The 'typical' kidney cancer patient is male, of African American or Scandinavian American decent, has been a heavy smoker all his life, or worked in an industry with a high exposure to certain chemicals. He also is diagnosed at stage 3 or 4, when there's little to be done for him.  I met none of these criteria. I was (and still am) a medical outlier. Every healthcare professional who takes my medical history puts down her pen or pushes away from the keyboard and asks me how my cancer was found at age 28. They remind me that my diagnosis 'doesn't happen to 28-year-old women' and that I am lucky to be alive.  I nod and remind them that cancer can happen to anyone, that there is a lot science still doesn't understand about epigenetic changes and our environment, and that I was fortunate to have a physician who took me seriously when I said I had an odd, lower right quadrant nagging pain when doing yoga.
. . .

I'm not a terribly vain person (I wear makeup maybe a few times a year, mostly at important work meetings), but I was pretty upset about needing to remove a mole that is connected to my identity in a lot of ways.  My children were both fascinated by it and constantly reached for it as infants and toddlers, grabbing and pinching it until their curiosity was sated / they were old enough to understand what it was.  My daughter has the same mole, in the same spot (but mirror image and --like mine was at her age -- still only a pin point on her face).  She has often asked if her face will look like mine and if her mole will be like mine when she's an adult.
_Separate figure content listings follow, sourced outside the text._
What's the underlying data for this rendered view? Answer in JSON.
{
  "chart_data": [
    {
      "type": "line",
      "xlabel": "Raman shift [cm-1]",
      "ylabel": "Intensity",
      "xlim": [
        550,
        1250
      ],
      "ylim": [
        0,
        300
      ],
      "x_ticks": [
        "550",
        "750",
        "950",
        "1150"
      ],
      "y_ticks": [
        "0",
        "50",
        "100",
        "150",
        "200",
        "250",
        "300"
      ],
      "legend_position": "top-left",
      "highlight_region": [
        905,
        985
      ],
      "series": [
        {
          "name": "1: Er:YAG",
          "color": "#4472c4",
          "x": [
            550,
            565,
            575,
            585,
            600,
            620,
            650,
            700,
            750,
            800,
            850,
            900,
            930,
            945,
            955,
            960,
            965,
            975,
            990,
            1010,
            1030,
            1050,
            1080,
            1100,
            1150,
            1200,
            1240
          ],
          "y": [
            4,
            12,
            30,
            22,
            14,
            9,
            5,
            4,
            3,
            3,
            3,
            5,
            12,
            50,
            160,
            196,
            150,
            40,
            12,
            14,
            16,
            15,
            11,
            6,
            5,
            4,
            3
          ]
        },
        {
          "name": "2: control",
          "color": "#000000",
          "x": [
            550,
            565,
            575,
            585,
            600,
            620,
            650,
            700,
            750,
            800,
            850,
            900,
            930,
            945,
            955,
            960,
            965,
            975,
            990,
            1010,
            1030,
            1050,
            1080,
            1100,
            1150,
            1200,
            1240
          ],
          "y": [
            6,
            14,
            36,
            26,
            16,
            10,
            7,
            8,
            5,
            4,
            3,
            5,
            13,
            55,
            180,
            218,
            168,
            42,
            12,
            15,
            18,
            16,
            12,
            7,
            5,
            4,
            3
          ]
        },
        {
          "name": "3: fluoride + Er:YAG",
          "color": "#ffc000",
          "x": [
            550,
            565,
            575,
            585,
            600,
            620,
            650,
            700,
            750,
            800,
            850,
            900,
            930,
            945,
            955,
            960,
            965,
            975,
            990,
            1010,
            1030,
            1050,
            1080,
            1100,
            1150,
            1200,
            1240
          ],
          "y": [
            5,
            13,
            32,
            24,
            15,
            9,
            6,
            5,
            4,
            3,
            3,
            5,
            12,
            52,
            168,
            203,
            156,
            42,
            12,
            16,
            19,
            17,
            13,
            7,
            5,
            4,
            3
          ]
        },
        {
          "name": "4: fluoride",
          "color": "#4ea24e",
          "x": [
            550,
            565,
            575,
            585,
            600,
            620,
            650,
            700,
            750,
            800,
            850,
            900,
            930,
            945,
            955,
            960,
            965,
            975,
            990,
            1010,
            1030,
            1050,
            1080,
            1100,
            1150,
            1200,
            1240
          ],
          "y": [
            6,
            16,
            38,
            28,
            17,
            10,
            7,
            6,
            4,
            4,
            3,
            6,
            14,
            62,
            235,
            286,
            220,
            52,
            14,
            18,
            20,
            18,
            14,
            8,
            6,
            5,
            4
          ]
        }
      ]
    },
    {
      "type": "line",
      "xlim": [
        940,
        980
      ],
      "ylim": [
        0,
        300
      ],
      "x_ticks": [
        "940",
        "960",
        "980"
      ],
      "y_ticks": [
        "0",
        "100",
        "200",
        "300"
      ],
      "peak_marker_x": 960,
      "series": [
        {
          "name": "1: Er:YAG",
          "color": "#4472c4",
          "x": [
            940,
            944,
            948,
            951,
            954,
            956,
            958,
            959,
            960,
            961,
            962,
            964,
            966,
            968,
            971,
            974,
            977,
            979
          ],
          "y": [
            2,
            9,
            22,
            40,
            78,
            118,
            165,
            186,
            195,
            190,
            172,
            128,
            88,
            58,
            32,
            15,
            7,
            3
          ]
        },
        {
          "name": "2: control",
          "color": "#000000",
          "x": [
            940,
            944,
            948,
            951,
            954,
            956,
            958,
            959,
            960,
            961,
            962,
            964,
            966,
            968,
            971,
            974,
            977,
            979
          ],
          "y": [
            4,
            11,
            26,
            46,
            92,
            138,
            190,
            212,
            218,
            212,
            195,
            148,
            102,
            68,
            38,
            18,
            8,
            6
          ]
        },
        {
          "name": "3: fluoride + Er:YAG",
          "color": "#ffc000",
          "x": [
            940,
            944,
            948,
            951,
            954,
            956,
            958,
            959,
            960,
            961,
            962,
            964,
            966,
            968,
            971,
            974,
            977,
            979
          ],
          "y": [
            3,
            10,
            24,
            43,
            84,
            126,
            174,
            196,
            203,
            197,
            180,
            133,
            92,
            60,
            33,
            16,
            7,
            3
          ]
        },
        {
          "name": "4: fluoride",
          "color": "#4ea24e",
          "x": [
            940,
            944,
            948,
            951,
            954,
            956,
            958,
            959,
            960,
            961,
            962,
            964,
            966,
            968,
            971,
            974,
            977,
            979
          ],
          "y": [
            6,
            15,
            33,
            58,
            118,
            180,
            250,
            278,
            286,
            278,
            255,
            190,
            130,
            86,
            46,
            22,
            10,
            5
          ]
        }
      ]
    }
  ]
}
I've told her the truth -- I'm not sure.

When I got home from the procedure, Leo and I explained to the kids why I was wearing a bandaid and couldn't smile or open my mouth very wide. We never said the word "cancer" to them.  Seba couldn't take his eyes off my stitches when I had the bandaid off. Lucia asked me hundred questions over the weekend about it, finally admitting that she had been scared that she might have to have her mole removed eventually, too. I promised her that I was doing everything I could to make sure it would not happen to her -- and that it why I insist on putting sunscreen on them before every soccer game and that she and her brother wear hats when feasible.

. . .

Tomorrow, I will return to the doctor's office and the last 3 stitches will come out. I'll ask him if he thinks the 1 cm scar will fade into my smile line or if he thinks I could tattoo a 'replacement' mole in its place. He's already told me to keep the scar well protected from the sun with sunscreen and a hat,  and that makeup will cover most of it. I'm sure about the sunscreen and hat but not sure if I'll start wearing makeup again. To be honest, I spent a lot of time looking in the mirror before I had kids; I often find that I've gone all day without looking in one only to discover eye crud off to the side behind my glasses hours after getting to the office. I've spent many hours looking in the mirror this week, getting used to my new face and trying not to think too much about what my biopsy results would be. I've over-thought the coincidence that my 1 cm scar is slightly smaller than my smallest malignant kidney tumor. But I've also remembered that while having kidney cancer was the Krakatoa of my life, that there's also been more joy, more adventures, and more passion in the last ~16 years than in the entire 28 years before. For now, I'm focusing on the joy -- and shopping for some more hats and sunscreen for everyone in the family.